LIFE OF THE TRACKER
Story of the escort carrier HMS Tracker 1943-1945




CHAPTER 4                        BATTLE OF THE ROLL
 
 

       Our three successive Squadrons, however, fought an even more perilous fight, the battle
       of the roll.

       Both Captain McGrath and Captain Huntley have commented emphatically on the
       excessive liveliness of the ship, and their vivid accounts of operations conceal beneath
       flashes of humour a grave concern for the lives of their airmen and the success of their
       enterprises. If the breeze freshened enough to lift an aircraft at the take off, the ship's
       rolling would make landing on , an epic of stunt flying, if the sea was calm enough for
       Tracker,you could bet your sea boots there'd be no flying- not enough wind to lift a
       butterfly, let alone a bedstead. When it is either too calm or too rough for flying, where
       are you? Well, we were still in the Gap, still receiving signals to patrol here and strike
       there, still pushing along with Captain Stalker & his Swoops, as budding author put it in
       the Tracker Tribune, the ship's paper that was born at this time. But I anticipate.

       At dawn on Sept 24th 1943 Captain McGrath mounted the bridge as we met Escort
       Group of four off Oversay, and began our operational career. Three days later we were
       switched to the famous E.G.2, under Captain Walker-he was in H.M.S. Wren at the
       time, as the Starling was refitting- and covered a convoy.

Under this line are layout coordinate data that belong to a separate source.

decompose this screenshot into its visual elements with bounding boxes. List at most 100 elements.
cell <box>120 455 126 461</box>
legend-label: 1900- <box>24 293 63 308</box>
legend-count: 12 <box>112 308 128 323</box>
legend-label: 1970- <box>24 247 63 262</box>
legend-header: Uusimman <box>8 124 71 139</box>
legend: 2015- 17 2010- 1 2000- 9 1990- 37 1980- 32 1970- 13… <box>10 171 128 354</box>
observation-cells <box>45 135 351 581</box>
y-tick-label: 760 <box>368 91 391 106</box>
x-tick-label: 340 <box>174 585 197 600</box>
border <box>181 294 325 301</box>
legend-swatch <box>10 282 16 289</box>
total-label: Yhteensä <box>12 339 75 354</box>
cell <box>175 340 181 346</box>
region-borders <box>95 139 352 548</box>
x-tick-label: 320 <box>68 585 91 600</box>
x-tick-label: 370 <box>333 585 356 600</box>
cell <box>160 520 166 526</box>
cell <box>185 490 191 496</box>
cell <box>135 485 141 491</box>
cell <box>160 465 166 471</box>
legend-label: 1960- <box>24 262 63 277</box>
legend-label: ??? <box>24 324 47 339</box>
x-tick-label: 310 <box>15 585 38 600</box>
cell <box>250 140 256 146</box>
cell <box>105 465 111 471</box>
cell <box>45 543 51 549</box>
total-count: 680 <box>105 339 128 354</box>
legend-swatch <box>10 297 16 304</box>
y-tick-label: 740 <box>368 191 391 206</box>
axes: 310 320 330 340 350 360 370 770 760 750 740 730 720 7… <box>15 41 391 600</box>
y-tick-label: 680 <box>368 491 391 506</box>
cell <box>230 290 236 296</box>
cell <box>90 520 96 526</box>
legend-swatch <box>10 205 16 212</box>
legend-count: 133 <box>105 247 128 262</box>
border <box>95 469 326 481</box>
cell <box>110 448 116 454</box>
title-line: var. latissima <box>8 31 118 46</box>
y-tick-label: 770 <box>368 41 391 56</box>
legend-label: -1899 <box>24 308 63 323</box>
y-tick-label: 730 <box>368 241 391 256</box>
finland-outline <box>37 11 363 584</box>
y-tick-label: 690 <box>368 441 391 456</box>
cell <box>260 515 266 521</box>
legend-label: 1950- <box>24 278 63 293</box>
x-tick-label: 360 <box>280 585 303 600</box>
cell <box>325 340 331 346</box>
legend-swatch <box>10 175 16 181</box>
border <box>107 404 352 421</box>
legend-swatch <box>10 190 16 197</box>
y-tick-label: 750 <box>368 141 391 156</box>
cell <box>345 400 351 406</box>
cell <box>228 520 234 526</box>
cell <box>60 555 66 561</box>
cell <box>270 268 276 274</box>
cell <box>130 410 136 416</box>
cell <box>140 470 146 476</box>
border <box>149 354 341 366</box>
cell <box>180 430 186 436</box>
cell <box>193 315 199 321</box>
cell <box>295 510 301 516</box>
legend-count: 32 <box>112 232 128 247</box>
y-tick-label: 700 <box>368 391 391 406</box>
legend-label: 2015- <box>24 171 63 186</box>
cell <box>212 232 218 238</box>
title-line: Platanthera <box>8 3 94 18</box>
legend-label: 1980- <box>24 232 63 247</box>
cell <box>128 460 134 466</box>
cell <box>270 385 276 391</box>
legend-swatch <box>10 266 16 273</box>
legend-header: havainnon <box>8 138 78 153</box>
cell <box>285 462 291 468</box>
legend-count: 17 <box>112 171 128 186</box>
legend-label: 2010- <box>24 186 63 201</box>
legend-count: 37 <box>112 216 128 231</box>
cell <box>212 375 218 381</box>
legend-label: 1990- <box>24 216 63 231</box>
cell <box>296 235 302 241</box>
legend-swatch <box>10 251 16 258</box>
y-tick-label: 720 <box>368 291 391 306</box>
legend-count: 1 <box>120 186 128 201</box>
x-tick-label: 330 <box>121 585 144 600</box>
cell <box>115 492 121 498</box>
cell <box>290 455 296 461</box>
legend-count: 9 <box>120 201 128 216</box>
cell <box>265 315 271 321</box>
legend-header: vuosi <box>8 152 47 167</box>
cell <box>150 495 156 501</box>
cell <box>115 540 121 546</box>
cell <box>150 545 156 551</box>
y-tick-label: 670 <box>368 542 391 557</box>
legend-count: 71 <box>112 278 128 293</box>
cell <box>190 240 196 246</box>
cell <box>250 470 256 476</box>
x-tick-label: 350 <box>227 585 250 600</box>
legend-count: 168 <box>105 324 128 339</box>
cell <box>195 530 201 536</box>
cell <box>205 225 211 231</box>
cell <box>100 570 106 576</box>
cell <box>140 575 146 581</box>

Long sweeps by the swordfish
       augmented the patrolling of a Liberater. a westerly gale got up on the night of October
       2rd. Nevertheless-what a wealth of drama lies in that undramatic word in the official
       report!- "four aircraft were flown off at 0800." They returned in two hours to find the deck
       leaping and plunging. as one came in to land on, the ship writhed viciously, and the flight
       deck came up and smacked the aircraft like a bat striking a ball. the swordfish just
       missed the bridge and , falling apart disappeared in the swirling water. the crew
       scrambled out, and crowds on the flight deck watch the rescue drama. The Wren came
       over to pick up the men, and narrowly missed our bows as we lay hove to on the heavy
       swell. Unfortunately, the  sloop seemed to be carried right over the men in the tossing
       dinghy, and one of them was not seen again alive. He was the observer, S/Lt John Victor
       Stretton, of Worksop, Notts, a popular and incredibly cheerful member of the Squadron.